Life has never been easy for longtime New York resident Rhonda Jackson. As a low-income New Yorker, Jackson had to sacrifice a large portion of her salary just to navigate the city. Just the act of going to work, seeing a doctor or visiting her grandchildren took a chunk out of her paycheck.
But this year, the City lifted that burden off her shoulders by announcing open enrollment in the Fair Fares program. Starting yesterday, all New Yorkers at or below the federal poverty line can apply for reduced fare MetroCards.
“Sometimes I had to make a choice between buying a MetroCard or seeing my grandchildren, which wasn’t fair,” said Jackson. “Having this program means I have the freedom to travel affordably through my wonderful city. On behalf of all the riders, I want to thank the de Blasio administration, Commissioner Banks, Speaker Johnson and all the Council members who fought diligently to make this happen.”

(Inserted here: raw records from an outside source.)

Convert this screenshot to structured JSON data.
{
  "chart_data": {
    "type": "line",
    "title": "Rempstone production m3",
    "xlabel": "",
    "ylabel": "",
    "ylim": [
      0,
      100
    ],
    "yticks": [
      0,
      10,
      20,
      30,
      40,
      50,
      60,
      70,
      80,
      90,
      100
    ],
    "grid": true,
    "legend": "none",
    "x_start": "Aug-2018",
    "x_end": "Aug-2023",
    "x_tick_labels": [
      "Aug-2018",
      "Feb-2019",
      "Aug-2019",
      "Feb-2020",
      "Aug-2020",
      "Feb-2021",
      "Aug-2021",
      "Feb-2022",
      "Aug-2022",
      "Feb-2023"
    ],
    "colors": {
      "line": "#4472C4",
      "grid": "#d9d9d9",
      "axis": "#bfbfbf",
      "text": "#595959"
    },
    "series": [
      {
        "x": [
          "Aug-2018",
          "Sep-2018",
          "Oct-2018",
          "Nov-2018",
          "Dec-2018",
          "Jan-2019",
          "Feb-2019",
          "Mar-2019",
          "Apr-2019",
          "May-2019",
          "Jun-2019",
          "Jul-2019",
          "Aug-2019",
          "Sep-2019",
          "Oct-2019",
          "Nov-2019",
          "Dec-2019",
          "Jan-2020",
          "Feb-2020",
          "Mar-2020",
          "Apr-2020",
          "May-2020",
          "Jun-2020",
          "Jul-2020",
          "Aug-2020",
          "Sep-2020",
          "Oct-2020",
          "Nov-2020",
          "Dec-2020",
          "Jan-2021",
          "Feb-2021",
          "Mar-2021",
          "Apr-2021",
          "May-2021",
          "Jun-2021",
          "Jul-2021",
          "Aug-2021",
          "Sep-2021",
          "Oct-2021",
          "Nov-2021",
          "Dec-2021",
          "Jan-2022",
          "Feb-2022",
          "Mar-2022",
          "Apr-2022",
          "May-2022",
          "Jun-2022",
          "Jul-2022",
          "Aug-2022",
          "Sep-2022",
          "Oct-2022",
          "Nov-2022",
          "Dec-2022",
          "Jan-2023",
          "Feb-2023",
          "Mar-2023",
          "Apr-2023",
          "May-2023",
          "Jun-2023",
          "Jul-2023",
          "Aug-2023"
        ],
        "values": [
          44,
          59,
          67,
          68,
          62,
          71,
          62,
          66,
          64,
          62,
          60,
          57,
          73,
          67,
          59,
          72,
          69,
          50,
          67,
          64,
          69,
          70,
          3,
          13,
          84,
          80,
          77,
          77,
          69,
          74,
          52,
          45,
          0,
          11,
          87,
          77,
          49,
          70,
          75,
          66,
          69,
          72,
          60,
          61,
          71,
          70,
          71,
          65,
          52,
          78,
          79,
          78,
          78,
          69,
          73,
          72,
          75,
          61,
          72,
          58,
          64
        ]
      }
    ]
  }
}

Yesterday morning, Council Speaker Corey Johnson (D-Chelsea, Hell’s Kitchen) joined his fellow electeds and transit advocates for a press conference to make the announcement. Johnson was joined by Department of Social Services Commissioner Steven Banks, along with Council Majority Leader Laurie Cumbo (D-Brooklyn) and Council Members Ydanis Rodriguez (D-Washington Heights, Inwood), Carlina Rivera (D-East Village Gramercy Park) and Carlos Menchaca (D-Brooklyn).
“New Yorkers living in poverty make difficult choices daily about how to spend money, sometimes sacrificing basic necessities like warm boots to pay for transportation costs,” said Johnson. “Today, we are attempting to ease their burden by making half-priced MetroCards available to all residents who meet the federal poverty threshold. Already, more than 100,000 New Yorkers have enrolled in Fair Fares but we know so many more people can benefit from this program. I urge anyone who is eligible to sign up.”
The Fair Fares program began last year, to connect the City’s poorest residents with vital transportation assistance. Initially, the program covered New Yorkers who were receiving Cash Assistance and SNAP benefits; last fall, it expanded to include CUNY students, student veterans and NYCHA residents. Since its inception, over 100,000 New Yorkers have enrolled in the program.
Council Member Rivera pointed out that transit costs can account for as much as 10 percent of a New Yorker’s budget. This, she said, is not a new development; public transit always has been, and always will be, an integral part of any New Yorker’s life.
“If you’ve been a New Yorker as long as I have, you remember how precious a bag of tokens was,” said Rivera. “Every single token was counted for in your family when you did not have money for another one. If you’ve been a New Yorker as long as I have, you remember the student MetroCards, where you were counting your trips and looking at the clock, making sure you did all of your extracurricular activities and made it home in time. So this is why we’re here: to make sure that everyone can access our public transit system.”
At the conference, one reporter expressed concern about the New Yorkers who may “slip through the cracks”: in other words, the ones who make slightly too much money to qualify for the program. In response, Johnson assured him that the announcement is just a “big first step” in a continuing effort to make NYC the fairest and most equitable city in the nation.
“This is a big first step; this is a huge deal,” said Johnson. “We secured $106 million dollars in the budget [for Fair Fares], which people thought was impossible. This is gonna help, potentially, up to 800,000 New Yorkers. We already have seen over 100,000 New Yorkers who have signed up for open enrollment. That is what we’re focusing on right now.”